Supervised machine learning classifies cancer. (a) Schematic workflow: cancer classifiers are built from MMDs, and are tested on TCGA of matching cancer types using LASSO logistic regression. (b) TDM-transformed testing data (TCGA LUAD) best fits the training data distribution (lung MMD). (c) Classifying accuracy of MMD-derived cancer classifier.

Pan-cancer immunogenomic analyses

TCGA data are increasingly being used to study the prognostic influence of the composition of tumor-infiltrating lymphocytes (TILs)49,50, neoantigens51,52 and immune cytolytic activity53, all of which are putative markers predictive of clinical response to immune checkpoint inhibitor (ICI) treatments. The recent advancements in computational techniques have further facilitated high-resolution, large-scale immunogenomic analyses of the tumor-immune interface54. Of the developed analytical pipelines, CIBERSORT serves as an exemplary in silico deconvolution method to estimate the relative proportion of 22 immune cell populations from heterogeneous bulk tissues. By applying CIBERSORT to MMDs, we next tested if the generated compendiums could further provide the basis for the developed computational infrastructure to reveal clinically significant immune landscape across multiple cancer types (see Methods).

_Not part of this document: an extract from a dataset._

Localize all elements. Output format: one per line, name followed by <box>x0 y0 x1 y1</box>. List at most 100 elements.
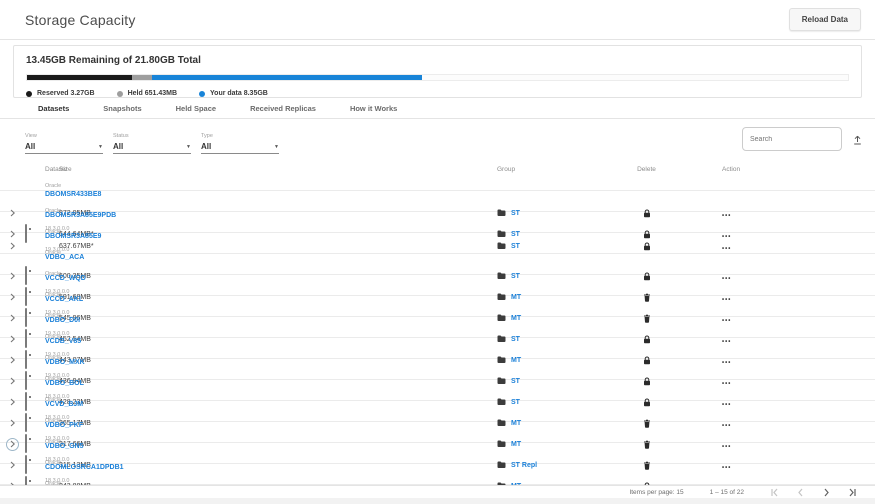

The extent of difference in immune cell composition between the two groups (NT vs. TT) varied depending on cancer type (Fig. S6), where the estimated fractions were generally comparable (<5% difference). Specific immune cell types particularly enriched in either NT or TT group were identified, including plasma cells in lung cancer, T cells in liver cancer, and B cells in kidney, stomach, colon, breast, and bladder cancers (Fig. 5). Their enrichment was further observed in respective TCGA datasets, demonstrating the potential use of MMDs to reveal the degree and distribution of TIL density, which might be a clinically relevant prognostic and predictive indicator across various carcinomas55,56.

Fig. 5
figure 5

Immune cell composition in NT and TT samples. Quantified changes of CIBERSORT-estimated fractions of immune cell populations between the two groups using MMD (top) and TCGA (bottom) datasets.